Olivier Roux : Ils ont identifié 3 gènes différents qui lorsqu'ils sont modifiés peuvent être transmis de façon très efficace à la descendance. Comment peuvent-ils être transmis s'ils affectent la fertilité? Ils sont récessifs, cela signifie que pour qu’un individu soit totalement stérile, il doit porter 2 copies de ce gène (1 provenant du mâle et 1 provenant de la femelle. La descendance a, en théorie, 1 chance sur 4 d’être stérile). Mais lors d’expériences en laboratoire, ils ont montré que ces gènes se transmettaient jusqu'à 99% de la population de moustique en 4 générations. Virtuellement, la méthode CRISPR-cas9 permet d’éditer n’importe quel gène avec pas mal d’aisance. Éditer signifie aussi bien altérer, qu’insérer, supprimer une partie de l’ADN constituant les gènes. C’est une méthode très prometteuse dans tous les domaines mais qui soulève pas mal de questionnements éthiques. Concernant les moustiques, je pense qu’on en est seulement au stade essai en laboratoire, viendront ensuite les essais en mésocosme (très grandes cages) puis des essais sur le terrain à très petites échelles avant d’être opérationnels. Mais ces essais sur le terrain ne sont pas pour demain en raison de questionnements éthiques.

Frédéric Simard : L'étude utilise une technique génétique révolutionnaire, le système CRISPR-Cas9, pour transformer génétiquement les moustiques afin de rendre leur descendance non viable : ces mâles transgéniques, après avoir été relâchés dans la nature vont s'accoupler avec des femelles sauvages. Ces femelles pondront des œufs qui ne se développeront pas. L'idée est d'arriver ainsi à éliminer les populations de moustiques dans un endroit donné. Les recherches sont purement fondamentales pour le moment, réalisées exclusivement au laboratoire. Le système semble tenir ses promesses dans les conditions de laboratoire. La prochaine étape consiste à tester l'efficacité de la stratégie en conditions semi-naturelles, dans de grandes cages dans lesquelles les conditions se rapprochent des conditions naturelles. Ensuite, éventuellement, les premiers essais pilotes directement sur le terrain pourront avoir lieu.

En quoi les moustiques peuvent-ils constituer un danger pour l'être humain ? Quels types de maladies les moustiques peuvent-ils propager ?

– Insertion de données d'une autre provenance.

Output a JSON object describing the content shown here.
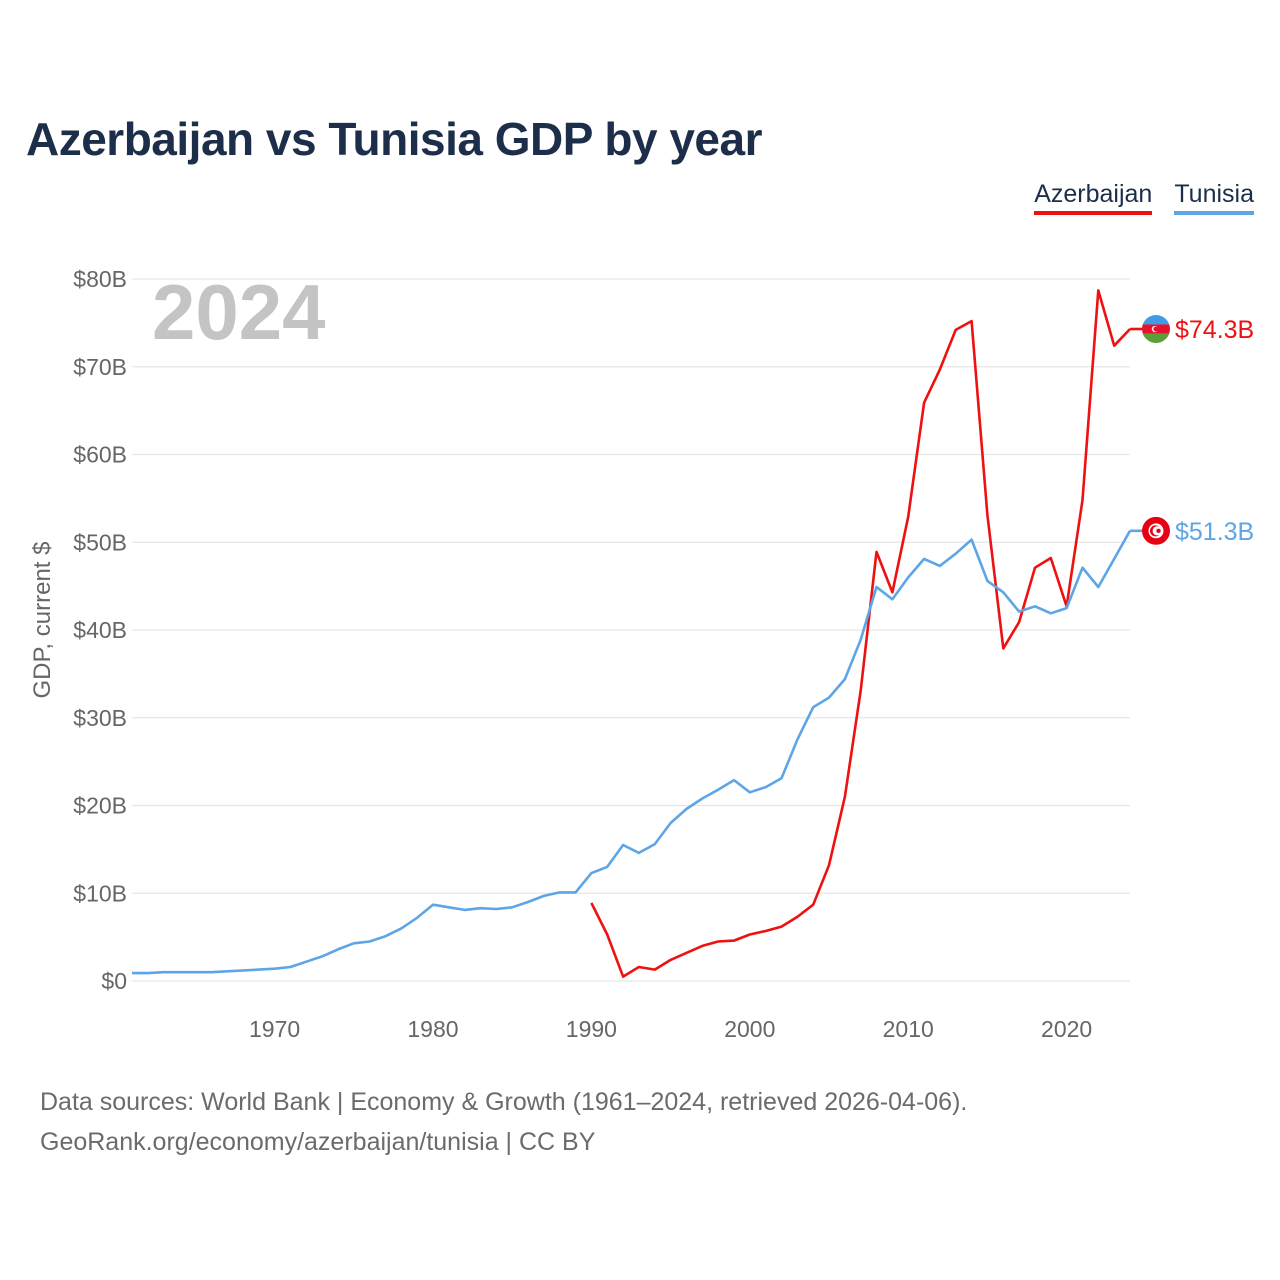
{
  "chart_data": {
    "type": "line",
    "title": "Azerbaijan vs Tunisia GDP by year",
    "ylabel": "GDP, current $",
    "xlabel": "",
    "year_watermark": "2024",
    "xlim": [
      1961,
      2024
    ],
    "ylim": [
      0,
      80
    ],
    "x_ticks": [
      1970,
      1980,
      1990,
      2000,
      2010,
      2020
    ],
    "x_tick_labels": [
      "1970",
      "1980",
      "1990",
      "2000",
      "2010",
      "2020"
    ],
    "y_ticks": [
      0,
      10,
      20,
      30,
      40,
      50,
      60,
      70,
      80
    ],
    "y_tick_labels": [
      "$0",
      "$10B",
      "$20B",
      "$30B",
      "$40B",
      "$50B",
      "$60B",
      "$70B",
      "$80B"
    ],
    "grid": true,
    "legend_position": "top-right",
    "series": [
      {
        "name": "Azerbaijan",
        "color": "#ee1111",
        "end_label": "$74.3B",
        "flag_colors": [
          "#3f9be8",
          "#e8112d",
          "#5a9e3a"
        ],
        "x": [
          1990,
          1991,
          1992,
          1993,
          1994,
          1995,
          1996,
          1997,
          1998,
          1999,
          2000,
          2001,
          2002,
          2003,
          2004,
          2005,
          2006,
          2007,
          2008,
          2009,
          2010,
          2011,
          2012,
          2013,
          2014,
          2015,
          2016,
          2017,
          2018,
          2019,
          2020,
          2021,
          2022,
          2023,
          2024
        ],
        "values": [
          8.9,
          5.3,
          0.5,
          1.6,
          1.3,
          2.4,
          3.2,
          4.0,
          4.5,
          4.6,
          5.3,
          5.7,
          6.2,
          7.3,
          8.7,
          13.2,
          21.0,
          33.1,
          48.9,
          44.3,
          52.9,
          65.9,
          69.7,
          74.2,
          75.2,
          53.1,
          37.9,
          40.9,
          47.1,
          48.2,
          42.7,
          54.8,
          78.7,
          72.4,
          74.3
        ]
      },
      {
        "name": "Tunisia",
        "color": "#5da5e6",
        "end_label": "$51.3B",
        "flag_colors": [
          "#e70013",
          "#ffffff"
        ],
        "x": [
          1961,
          1962,
          1963,
          1964,
          1965,
          1966,
          1967,
          1968,
          1969,
          1970,
          1971,
          1972,
          1973,
          1974,
          1975,
          1976,
          1977,
          1978,
          1979,
          1980,
          1981,
          1982,
          1983,
          1984,
          1985,
          1986,
          1987,
          1988,
          1989,
          1990,
          1991,
          1992,
          1993,
          1994,
          1995,
          1996,
          1997,
          1998,
          1999,
          2000,
          2001,
          2002,
          2003,
          2004,
          2005,
          2006,
          2007,
          2008,
          2009,
          2010,
          2011,
          2012,
          2013,
          2014,
          2015,
          2016,
          2017,
          2018,
          2019,
          2020,
          2021,
          2022,
          2023,
          2024
        ],
        "values": [
          0.9,
          0.9,
          1.0,
          1.0,
          1.0,
          1.0,
          1.1,
          1.2,
          1.3,
          1.4,
          1.6,
          2.2,
          2.8,
          3.6,
          4.3,
          4.5,
          5.1,
          6.0,
          7.2,
          8.7,
          8.4,
          8.1,
          8.3,
          8.2,
          8.4,
          9.0,
          9.7,
          10.1,
          10.1,
          12.3,
          13.0,
          15.5,
          14.6,
          15.6,
          18.0,
          19.6,
          20.8,
          21.8,
          22.9,
          21.5,
          22.1,
          23.1,
          27.5,
          31.2,
          32.3,
          34.4,
          38.9,
          44.9,
          43.5,
          46.0,
          48.1,
          47.3,
          48.7,
          50.3,
          45.6,
          44.3,
          42.1,
          42.7,
          41.9,
          42.5,
          47.1,
          44.9,
          48.1,
          51.3
        ]
      }
    ]
  },
  "legend": {
    "items": [
      "Azerbaijan",
      "Tunisia"
    ]
  },
  "footer": {
    "line1": "Data sources: World Bank | Economy & Growth (1961–2024, retrieved 2026-04-06).",
    "line2": "GeoRank.org/economy/azerbaijan/tunisia | CC BY"
  }
}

Olivier Roux : Le moustique est décrit comme étant l’animal le plus dangereux pour l’homme. Mais tout ça est bien injuste car une fois de plus on tire sur le messager et non le véritable responsable. En effet, on n'a jamais vu un moustique dévorer un homme ou le vider de son sang. Le problème c’est qu’il est le vecteur de pathogènes qui eux sont dangereux pour l’homme.

Les moustiques ne transmettent que des maladies dites vectorielles, c’est à dire des pathogènes qui ont besoin d’un autre animal pour être transmis vers un nouvel hôte. Ils y font une partie de leur développement avant de pouvoir être transmis. Parmi ces pathogènes, le paludisme, Zika, la fièvre jaune, la fièvre de la vallée du Rift, la dengue, le chik et bien d’autres. Tous les moustiques ne sont pas capables de transmettre. Certaines espèces ne transmettent aucune maladie. Bien souvent une maladie dépend d’un seul type de moustique. Par exemple, le paludisme est transmis par quelques espèces d’anophèles, la dengue par quelques espèces d’aèdes (moustique tigre). En effet, le parasite ou le virus a besoin d’être capable de se développer dans le moustique. S'il n’y parvient pas, il ne peut pas être transmis.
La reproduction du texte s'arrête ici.